Clara did all she could to explain to Heidi that the story was about quite a different grandmother; but even when at last she had been able to convince Heidi of this, the latter continued to weep inconsolably, for now she had awakened to the thought that perhaps the grandmother, and even the grandfather also, might die while she was so far away, and that if she did not go home for a long time she would find everything there all silent and dead, and there she would be all alone, and would never be able to see the dear ones she loved any more.
Fraulein Rottenmeier had meanwhile come into the room, and Clara explained to her what had happened. As Heidi continued her weeping, the lady, who was evidently getting impatient with her, went up to Heidi and said with decision, "Now, Adelaide, that is enough of all this causeless lamentation. I will tell you once for all, if there are any more scenes like this while you are reading, I shall take the book away from you and shall not let you have it again."
Her words had immediate effect on Heidi, who turned pale with fear. The book was her one great treasure. She quickly dried her tears and swallowed her sobs as best she could, so that no further sound of them should be heard. The threat did its work, for Heidi never cried aloud again whatever she might be reading, but she had often to struggle hard to keep back her tears, so that Clara would look at her and say,
"What faces you are making, Heidi, I never saw anything like it!" But the faces made no noise and did not offend Fraulein Rottenmeier, and Heidi, having overcome her fit of despairing misery, would go quietly on for a while, and no one perceived her sorrow. But she lost all her appetite, and looked so pale and thin that Sebastian was quite unhappy when he looked at her, and could not bear to see her refusing all the nice dishes he handed her. He would whisper to her sometimes, in quite a kind, fatherly manner, "Take a little; you don't know how nice it is! There, a good spoonful, now another." But it was of no use, Heidi hardly ate anything at all, and as soon as she laid her head down at night the picture of home would rise before her eyes, and she would weep, burying her face in the pillow that her crying might not be heard.

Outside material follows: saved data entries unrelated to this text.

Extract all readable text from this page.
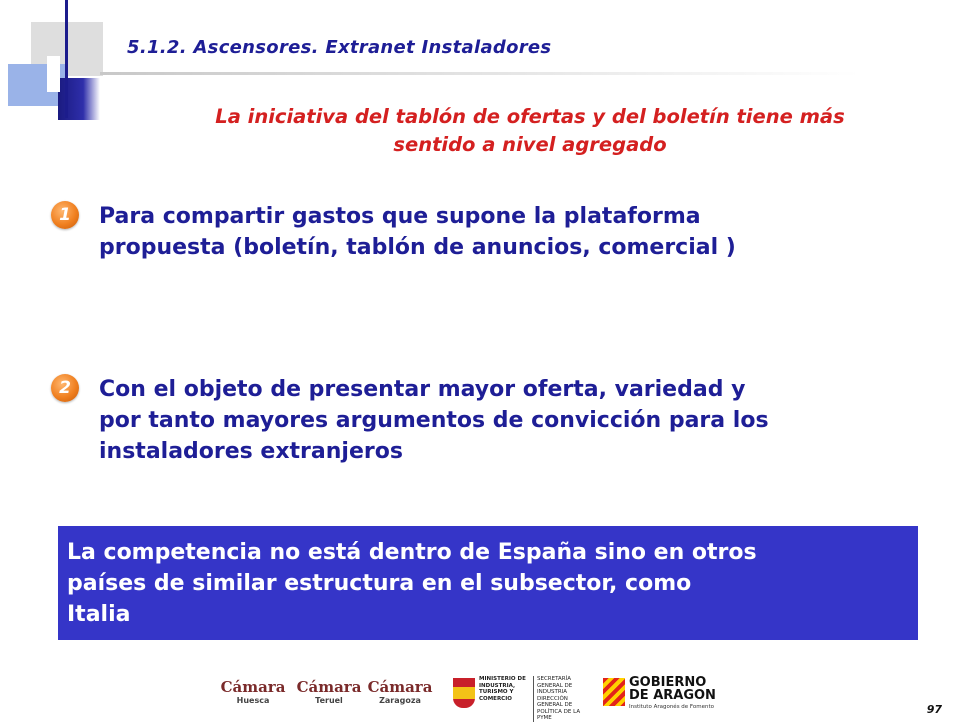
5.1.2. Ascensores. Extranet Instaladores
La iniciativa del tablón de ofertas y del boletín tiene más
sentido a nivel agregado
1	Para compartir gastos que supone la plataforma
propuesta (boletín, tablón de anuncios, comercial )
2	Con el objeto de presentar mayor oferta, variedad y
por tanto mayores argumentos de convicción para los
instaladores extranjeros
La competencia no está dentro de España sino en otros
países de similar estructura en el subsector, como
Italia
Cámara
Huesca
Cámara
Teruel
Cámara
Zaragoza
MINISTERIO DE INDUSTRIA, TURISMO Y COMERCIO
SECRETARÍA GENERAL DE INDUSTRIA
DIRECCIÓN GENERAL DE POLÍTICA DE LA PYME
GOBIERNO
DE ARAGON
Instituto Aragonés de Fomento	97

And so many weeks passed away. Heidi did not know if it was winter or summer, for the walls and windows she looked out upon showed no change, and she never went beyond the house except on rare occasions when Clara was well enough to drive out, and then they only went a very little way, as Clara could not bear the movement for long. So that on these occasions they generally only saw more fine streets and large houses and crowds of people; they seldom got anywhere beyond them, and grass and flowers, fir trees and mountains, were still far away. Heidi's longing for the old familiar and beautiful things grew daily stronger, so that now only to read a word that recalled them to her remembrance brought her to the verge of tears, which with difficulty she suppressed. So the autumn and winter passed, and again the sun came shining down on the white walls of the opposite houses, and Heidi would think to herself that now the time had come for Peter to go out again with the goats, to where the golden flowers of the cistus were glowing in the sunlight, and all the rocks around turned to fire at sunset. Heidi would go and sit in a corner of her lonely room and put her hands up to her eyes that she might not see the sun shining on the opposite wall; and then she would remain without moving, battling silently with her terrible homesickness until Clara sent for her again.